Le Cameroun lève le BESC pour fluidifier le transit sur les corridors de Douala

Une décision stratégique a été prise par le Conseil national des chargeurs du Cameroun (CNCC), répondant ainsi aux attentes des acteurs économiques de la sous-région. Le BESC, ou Bordereau électronique de suivi des cargaisons, n’est plus obligatoire, jusqu’à nouvel ordre, pour les flux de transit empruntant les corridors Douala-N’Djamena et Douala-Bangui. Cette mesure impacte l’intégralité de la chaîne logistique : chargeurs, commissionnaires en douane agréés, transitaires et transporteurs opérant sur les marchandises destinées au Tchad et à la République centrafricaine, transitant par le territoire camerounais.

Lancé en 2006, le BESC avait pour objectif initial de renforcer la traçabilité des marchandises, de clarifier les coûts de transport et d’enrichir les bases de données statistiques sur les échanges commerciaux. Cependant, son application aux cargaisons en simple transit a généré des tensions persistantes avec les opérateurs tchadiens et centrafricains. Ces derniers critiquaient l’empilement de formalités et de frais supplémentaires sur le trajet vers le port de Douala, rendant la procédure moins fluide.

Une avancée majeure issue du forum tripartite de N’Djamena

Cette décision de suspendre le bordereau découle directement des conclusions du 5e forum tripartite Tchad-Cameroun-République centrafricaine, qui s’est tenu en mai 2026 à N’Djamena. Cette importante réunion, axée sur l’optimisation du transit sur le corridor transcamerounais, avait identifié les obstacles techniques et administratifs entravant la circulation fluide des marchandises entre Douala, N’Djamena et Bangui.

Les problèmes rencontrés étaient en partie dus à une interconnexion insuffisante des systèmes d’information entre les différents conseils des chargeurs de la zone CEMAC. Paradoxalement, un instrument créé pour faciliter le suivi des cargaisons avait fini par complexifier les opérations.
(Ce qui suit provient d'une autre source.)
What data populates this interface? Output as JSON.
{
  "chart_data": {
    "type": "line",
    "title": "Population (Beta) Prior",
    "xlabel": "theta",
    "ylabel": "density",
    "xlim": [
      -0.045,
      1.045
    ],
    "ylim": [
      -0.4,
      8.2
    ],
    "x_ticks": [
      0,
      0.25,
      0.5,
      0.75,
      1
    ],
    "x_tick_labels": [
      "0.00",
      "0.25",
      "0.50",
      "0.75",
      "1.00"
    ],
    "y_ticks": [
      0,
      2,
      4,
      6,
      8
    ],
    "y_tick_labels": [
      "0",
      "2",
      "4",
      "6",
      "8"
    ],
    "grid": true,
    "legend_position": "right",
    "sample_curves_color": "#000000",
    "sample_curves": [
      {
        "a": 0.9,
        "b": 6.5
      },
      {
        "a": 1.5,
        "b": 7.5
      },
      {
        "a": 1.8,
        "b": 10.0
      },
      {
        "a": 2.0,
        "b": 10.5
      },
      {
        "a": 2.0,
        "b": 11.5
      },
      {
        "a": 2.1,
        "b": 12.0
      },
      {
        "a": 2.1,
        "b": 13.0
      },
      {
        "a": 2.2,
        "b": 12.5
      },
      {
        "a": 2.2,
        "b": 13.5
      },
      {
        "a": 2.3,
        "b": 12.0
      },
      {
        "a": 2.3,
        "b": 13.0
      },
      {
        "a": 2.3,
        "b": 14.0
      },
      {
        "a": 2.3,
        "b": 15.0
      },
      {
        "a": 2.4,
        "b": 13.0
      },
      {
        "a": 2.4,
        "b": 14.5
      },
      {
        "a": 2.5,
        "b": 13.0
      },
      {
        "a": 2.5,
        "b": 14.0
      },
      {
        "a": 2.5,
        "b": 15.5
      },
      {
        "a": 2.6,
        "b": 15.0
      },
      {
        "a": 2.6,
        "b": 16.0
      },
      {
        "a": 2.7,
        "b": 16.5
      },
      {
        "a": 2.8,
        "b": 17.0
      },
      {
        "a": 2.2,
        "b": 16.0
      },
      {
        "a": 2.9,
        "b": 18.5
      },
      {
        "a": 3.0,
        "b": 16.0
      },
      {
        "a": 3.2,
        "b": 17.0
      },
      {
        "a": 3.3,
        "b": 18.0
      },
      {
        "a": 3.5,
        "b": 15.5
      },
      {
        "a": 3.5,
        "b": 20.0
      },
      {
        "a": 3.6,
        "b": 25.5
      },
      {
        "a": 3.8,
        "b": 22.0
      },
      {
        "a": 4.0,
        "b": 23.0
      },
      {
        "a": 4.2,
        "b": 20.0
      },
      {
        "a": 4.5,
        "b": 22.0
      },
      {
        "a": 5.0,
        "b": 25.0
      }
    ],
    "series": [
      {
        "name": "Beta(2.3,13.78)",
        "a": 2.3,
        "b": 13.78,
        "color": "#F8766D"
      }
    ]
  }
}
La suspension du BESC répond ainsi à des impératifs à la fois techniques et politiques, dans l’attente d’une harmonisation effective des plateformes informatiques à l’échelle régionale.

Les gouvernements tchadien et centrafricain, qui militaient depuis des années pour une simplification des formalités douanières à Douala, perçoivent cette décision comme un signe encourageant. Il est cependant important de noter que cette mesure n’affecte pas les dispositifs de traçabilité sous la responsabilité de l’administration douanière camerounaise, lesquels restent pleinement actifs pour toutes les cargaisons en transit.

Un enjeu économique majeur : 410 milliards de FCFA de recettes

Pour Yaoundé, l’enjeu dépasse le simple symbole. Les services douaniers camerounais estiment à plus de 410 milliards de FCFA les revenus annuels provenant du transit des marchandises du Tchad et de la République centrafricaine. Cette source de revenus substantielle est intrinsèquement liée au port de Douala, qui représente la principale porte d’accès maritime pour l’arrière-pays sahélien et centrafricain. Une diminution de la compétitivité de ce corridor pourrait entraîner un déplacement progressif des flux commerciaux, menaçant ainsi ces précieuses recettes.

Ce risque est bien réel. N’Djamena étudie depuis plusieurs années des options logistiques alternatives, notamment en utilisant le port de Lagos au Nigeria ou les routes traversant le Soudan. De son côté, Bangui envisage régulièrement le corridor congolais via Pointe-Noire. Dans ce marché hautement concurrentiel, toute formalité jugée superflue renforce l’argument en faveur de la diversification des voies d’accès à la mer. La suppression du BESC pour les marchandises en transit représente donc un acte à la fois défensif et facilitateur pour le Cameroun.

Un pas en avant, mais des défis persistants

Malgré l’accueil favorable des transporteurs et chargeurs de la sous-région, qui saluent cette initiative, ils soulignent que d’autres réformes restent impératives. La multiplicité des contrôles sur l’axe Douala-N’Djamena, les irrégularités constatées aux postes de police et de douane, ainsi que les délais de traitement au port, continuent d’alourdir considérablement les coûts logistiques. Sans une résolution de ces obstacles structurels, l’impact positif de la suspension du BESC pourrait rester marginal.

Pour les autorités camerounaises, l’enjeu majeur est désormais de concilier la simplification des démarches administratives et une rigueur dans l’application des règlements. La modernisation des systèmes d’information, une meilleure coordination entre les services et la diminution des contrôles superflus seront déterminantes pour que le corridor transcamerounais conserve sa position de choix pour le transport de marchandises vers le Tchad et la République centrafricaine. La suppression du BESC marque ainsi le début d’un programme de réformes plus vaste, très attendu par les opérateurs de la CEMAC. Cette mesure est entrée en vigueur immédiatement et le restera jusqu’à une nouvelle décision du CNCC.